(写真:一緒に写っているのは後輩の海原千里。撮影年月日不詳だが、海原の宝塚退団が1941年なのでそれ以前のものと考えられる)
園井恵子ゆかりの地を岩手県、小樽と紹介してきましたが、最後は宝塚、神戸、大阪です。宝塚は園井さんにとって青春を過ごした場所であり、女優としてスタートした場所でもあります。少女時代から園井さんにとって宝塚は夢の舞台であり、念願叶って学校に入った時は天にも昇る気持ちだったのでしょう。神戸は「六甲のお母さん」と呼んで慕っていた支援者・中井志づが住んでいました。そして園井さんは最後、中井志づ宅で亡くなります。大阪には阪急文化財団の池田文庫があります。
宝塚
宝塚駅
園井恵子は1929年(昭和4年)6月、親にも告げずに単身で岩手から宝塚に向かって出発しました。実家の経済的苦境が日増しに強くなる中、閉塞感の末の行動でした。幼少時からお世話になっていた平安商店のおばさんにお金を借りての旅立ちでした。当時16歳で人生の賭けに出るにはあまりにあどけない顔でした。
当時の列車事情からすれば、おそらく2日夜を明かしての宝塚行だったはずです。国鉄宝塚駅に下りたのか、阪急宝塚駅に下りたのかはわかっていません。そこからおそらく宝塚音楽歌劇学校に向かったと考えられます。

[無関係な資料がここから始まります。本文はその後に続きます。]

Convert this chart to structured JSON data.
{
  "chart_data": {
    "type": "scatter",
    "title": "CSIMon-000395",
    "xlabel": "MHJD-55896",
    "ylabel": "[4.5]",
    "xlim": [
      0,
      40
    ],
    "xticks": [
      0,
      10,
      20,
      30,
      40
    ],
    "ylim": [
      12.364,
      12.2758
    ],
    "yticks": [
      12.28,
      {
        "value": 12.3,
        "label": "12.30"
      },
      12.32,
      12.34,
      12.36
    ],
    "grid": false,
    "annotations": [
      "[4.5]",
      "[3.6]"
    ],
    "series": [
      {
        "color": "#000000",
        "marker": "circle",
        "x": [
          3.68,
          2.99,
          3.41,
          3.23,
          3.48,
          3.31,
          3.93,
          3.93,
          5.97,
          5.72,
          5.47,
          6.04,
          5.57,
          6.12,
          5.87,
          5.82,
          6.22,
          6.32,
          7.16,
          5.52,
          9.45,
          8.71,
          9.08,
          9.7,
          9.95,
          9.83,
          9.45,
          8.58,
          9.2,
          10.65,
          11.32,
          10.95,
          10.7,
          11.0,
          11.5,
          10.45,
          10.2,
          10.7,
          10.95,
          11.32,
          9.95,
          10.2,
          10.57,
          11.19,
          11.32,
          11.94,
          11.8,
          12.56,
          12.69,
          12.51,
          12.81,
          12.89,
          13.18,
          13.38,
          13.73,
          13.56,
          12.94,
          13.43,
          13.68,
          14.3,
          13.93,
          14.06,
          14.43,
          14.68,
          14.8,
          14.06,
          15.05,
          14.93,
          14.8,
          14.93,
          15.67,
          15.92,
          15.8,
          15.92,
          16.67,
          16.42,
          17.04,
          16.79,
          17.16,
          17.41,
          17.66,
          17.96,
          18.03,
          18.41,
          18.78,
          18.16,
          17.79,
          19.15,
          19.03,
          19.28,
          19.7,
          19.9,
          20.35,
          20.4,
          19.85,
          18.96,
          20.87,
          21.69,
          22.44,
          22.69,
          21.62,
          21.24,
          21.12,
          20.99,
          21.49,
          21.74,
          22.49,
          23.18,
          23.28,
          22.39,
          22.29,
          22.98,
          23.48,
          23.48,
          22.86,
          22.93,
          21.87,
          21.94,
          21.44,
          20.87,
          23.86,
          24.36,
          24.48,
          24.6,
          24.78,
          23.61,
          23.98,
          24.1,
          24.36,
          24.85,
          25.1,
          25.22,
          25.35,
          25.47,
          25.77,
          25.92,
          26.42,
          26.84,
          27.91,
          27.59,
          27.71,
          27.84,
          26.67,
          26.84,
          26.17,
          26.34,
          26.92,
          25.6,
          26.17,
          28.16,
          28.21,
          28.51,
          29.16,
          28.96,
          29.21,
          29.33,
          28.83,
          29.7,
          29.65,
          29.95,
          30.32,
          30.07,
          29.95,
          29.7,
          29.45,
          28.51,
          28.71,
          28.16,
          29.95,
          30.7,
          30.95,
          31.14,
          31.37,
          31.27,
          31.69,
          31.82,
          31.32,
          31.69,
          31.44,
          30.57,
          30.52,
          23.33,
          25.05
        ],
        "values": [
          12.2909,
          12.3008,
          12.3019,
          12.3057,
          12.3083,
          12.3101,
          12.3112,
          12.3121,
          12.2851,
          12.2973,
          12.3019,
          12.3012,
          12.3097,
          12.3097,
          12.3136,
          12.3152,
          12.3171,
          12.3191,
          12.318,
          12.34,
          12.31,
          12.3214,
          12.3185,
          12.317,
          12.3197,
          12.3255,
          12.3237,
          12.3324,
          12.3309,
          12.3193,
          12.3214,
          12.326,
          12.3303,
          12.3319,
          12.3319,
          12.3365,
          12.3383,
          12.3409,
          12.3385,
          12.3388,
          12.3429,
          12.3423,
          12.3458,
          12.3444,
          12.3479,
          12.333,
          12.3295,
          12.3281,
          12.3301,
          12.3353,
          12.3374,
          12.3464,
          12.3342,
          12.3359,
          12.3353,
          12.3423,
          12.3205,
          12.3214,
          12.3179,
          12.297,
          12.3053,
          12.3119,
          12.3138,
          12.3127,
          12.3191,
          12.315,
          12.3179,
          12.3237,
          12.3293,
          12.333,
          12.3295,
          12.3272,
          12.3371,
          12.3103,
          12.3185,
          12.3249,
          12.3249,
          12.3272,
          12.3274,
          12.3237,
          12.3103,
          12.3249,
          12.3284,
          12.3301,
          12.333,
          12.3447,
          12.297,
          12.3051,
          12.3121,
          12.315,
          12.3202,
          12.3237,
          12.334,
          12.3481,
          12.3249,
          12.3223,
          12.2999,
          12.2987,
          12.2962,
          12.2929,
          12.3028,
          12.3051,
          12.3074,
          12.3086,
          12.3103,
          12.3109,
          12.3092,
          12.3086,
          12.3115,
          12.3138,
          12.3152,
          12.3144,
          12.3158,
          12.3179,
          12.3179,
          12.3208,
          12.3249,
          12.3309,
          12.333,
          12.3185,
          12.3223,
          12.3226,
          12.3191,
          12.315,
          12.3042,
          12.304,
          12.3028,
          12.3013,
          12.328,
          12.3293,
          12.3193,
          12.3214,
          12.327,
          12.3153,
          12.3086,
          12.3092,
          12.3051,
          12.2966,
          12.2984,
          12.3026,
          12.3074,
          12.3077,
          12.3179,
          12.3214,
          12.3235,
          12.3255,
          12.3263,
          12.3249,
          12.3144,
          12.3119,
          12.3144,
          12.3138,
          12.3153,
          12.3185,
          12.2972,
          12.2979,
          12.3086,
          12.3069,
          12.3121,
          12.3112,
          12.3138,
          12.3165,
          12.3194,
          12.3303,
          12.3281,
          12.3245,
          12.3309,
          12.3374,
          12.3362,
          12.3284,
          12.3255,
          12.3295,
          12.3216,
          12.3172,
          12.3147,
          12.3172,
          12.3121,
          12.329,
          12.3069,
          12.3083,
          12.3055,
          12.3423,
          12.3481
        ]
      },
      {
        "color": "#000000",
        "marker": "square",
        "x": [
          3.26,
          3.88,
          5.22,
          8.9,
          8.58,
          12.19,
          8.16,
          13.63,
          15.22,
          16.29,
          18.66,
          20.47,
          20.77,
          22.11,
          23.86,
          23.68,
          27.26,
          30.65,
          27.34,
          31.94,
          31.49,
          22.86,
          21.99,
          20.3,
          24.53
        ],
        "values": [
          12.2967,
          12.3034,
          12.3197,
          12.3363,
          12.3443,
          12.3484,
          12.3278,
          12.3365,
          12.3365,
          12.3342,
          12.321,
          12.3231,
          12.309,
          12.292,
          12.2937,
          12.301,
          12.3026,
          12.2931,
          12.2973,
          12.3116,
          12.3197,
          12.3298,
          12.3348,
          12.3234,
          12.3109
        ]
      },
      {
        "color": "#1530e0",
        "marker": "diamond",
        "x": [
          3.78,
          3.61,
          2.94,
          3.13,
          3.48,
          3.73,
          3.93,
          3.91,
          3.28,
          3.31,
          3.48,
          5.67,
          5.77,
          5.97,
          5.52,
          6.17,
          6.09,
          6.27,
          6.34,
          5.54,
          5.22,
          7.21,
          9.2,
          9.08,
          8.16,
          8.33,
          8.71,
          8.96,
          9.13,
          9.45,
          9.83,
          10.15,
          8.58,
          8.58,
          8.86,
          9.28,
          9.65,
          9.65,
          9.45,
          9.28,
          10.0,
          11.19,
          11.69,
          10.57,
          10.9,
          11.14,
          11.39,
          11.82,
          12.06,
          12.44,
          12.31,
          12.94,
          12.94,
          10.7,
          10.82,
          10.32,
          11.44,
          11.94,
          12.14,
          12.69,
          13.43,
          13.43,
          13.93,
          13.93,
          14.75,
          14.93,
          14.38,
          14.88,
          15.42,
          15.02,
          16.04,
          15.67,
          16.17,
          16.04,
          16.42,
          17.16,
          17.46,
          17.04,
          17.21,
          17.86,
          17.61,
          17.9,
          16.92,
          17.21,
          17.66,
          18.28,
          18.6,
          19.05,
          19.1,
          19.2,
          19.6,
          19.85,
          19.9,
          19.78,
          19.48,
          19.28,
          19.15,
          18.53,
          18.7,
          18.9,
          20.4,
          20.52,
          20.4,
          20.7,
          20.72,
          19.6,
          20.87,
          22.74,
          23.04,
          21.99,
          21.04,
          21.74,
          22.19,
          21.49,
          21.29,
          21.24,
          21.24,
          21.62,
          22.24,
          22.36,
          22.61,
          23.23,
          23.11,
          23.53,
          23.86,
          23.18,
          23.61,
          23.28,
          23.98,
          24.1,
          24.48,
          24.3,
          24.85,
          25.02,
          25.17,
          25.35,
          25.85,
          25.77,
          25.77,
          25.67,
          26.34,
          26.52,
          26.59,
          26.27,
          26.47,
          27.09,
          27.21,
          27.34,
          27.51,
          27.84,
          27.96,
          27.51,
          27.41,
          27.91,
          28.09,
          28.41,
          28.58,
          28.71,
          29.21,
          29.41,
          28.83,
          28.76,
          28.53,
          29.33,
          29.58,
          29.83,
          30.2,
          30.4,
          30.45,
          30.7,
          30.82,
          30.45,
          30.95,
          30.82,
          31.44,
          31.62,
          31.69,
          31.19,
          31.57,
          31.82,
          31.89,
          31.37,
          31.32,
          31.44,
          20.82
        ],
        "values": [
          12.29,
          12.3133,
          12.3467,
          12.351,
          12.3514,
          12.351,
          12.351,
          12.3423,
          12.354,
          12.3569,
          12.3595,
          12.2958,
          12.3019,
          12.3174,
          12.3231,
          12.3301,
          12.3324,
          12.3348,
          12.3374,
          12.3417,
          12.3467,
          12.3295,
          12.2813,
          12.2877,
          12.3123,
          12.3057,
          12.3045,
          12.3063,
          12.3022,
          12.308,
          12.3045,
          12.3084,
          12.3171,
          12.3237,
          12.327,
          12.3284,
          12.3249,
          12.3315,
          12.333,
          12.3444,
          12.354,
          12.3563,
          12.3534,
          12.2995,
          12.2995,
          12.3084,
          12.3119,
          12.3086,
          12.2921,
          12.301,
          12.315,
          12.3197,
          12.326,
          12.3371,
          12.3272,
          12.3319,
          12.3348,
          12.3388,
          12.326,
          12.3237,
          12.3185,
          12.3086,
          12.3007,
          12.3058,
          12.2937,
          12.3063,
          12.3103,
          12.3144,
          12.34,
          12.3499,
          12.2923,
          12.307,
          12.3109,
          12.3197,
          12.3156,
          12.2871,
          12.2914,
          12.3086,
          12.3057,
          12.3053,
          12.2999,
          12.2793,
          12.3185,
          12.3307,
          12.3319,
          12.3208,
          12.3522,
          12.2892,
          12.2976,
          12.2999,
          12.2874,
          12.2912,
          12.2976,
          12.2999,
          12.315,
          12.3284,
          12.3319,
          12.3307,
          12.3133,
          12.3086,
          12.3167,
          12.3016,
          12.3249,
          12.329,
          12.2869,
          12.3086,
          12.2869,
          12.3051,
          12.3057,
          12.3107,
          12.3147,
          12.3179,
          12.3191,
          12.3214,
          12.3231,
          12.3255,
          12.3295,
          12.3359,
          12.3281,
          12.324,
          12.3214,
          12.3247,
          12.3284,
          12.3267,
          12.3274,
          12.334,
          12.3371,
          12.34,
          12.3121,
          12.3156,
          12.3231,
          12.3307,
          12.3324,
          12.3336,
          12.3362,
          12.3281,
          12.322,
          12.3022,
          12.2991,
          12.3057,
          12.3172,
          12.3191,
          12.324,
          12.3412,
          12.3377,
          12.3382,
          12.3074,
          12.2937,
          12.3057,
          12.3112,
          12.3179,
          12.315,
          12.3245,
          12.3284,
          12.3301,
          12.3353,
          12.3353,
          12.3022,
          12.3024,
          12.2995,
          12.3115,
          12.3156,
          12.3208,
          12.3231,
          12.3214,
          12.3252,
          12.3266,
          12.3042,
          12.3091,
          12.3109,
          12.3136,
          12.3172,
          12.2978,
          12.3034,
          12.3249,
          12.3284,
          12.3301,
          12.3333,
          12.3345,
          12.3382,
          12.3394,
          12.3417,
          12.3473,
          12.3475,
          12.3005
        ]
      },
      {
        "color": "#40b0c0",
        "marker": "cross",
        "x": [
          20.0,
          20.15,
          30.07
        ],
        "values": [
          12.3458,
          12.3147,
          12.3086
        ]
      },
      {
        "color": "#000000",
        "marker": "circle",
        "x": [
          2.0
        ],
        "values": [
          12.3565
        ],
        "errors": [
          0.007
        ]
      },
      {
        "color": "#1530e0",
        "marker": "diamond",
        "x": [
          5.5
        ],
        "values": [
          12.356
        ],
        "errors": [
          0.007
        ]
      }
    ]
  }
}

現在、阪急宝塚駅の南側の駅玄関から外に出ると、正面の先に武庫川と宝来橋が見えて、左側にはショッピングモール「ソリオ宝塚」の入口があります。ソリオ宝塚のフロアを通り抜けると大劇場に続く「花のみち」があり、桜や松など多彩な木々や、昔の形を模した街路灯が迎えてくれます。花のみちを歩いていくと、すぐ右側に大劇場の入口が見えます。
宝塚歌劇団、宝塚音楽歌劇学校
花のみちを歩いていくと、すぐ右側に大劇場の入口が見えます。大劇場の位置は園井さんが初めて宝塚に来た時とほとんど変わっていません。宝塚音楽歌劇学校は当時、大劇場の隣(大劇場と今津線の高架の間)にありました。後の1935年(昭和10年)に宝塚市宮ノ下(現在の宝塚文化創造館の場所)に移転し、1998年(平成10年)に現在の場所に移っています。園井さんが来た当時の大劇場と音楽歌劇学校の写真を載せます。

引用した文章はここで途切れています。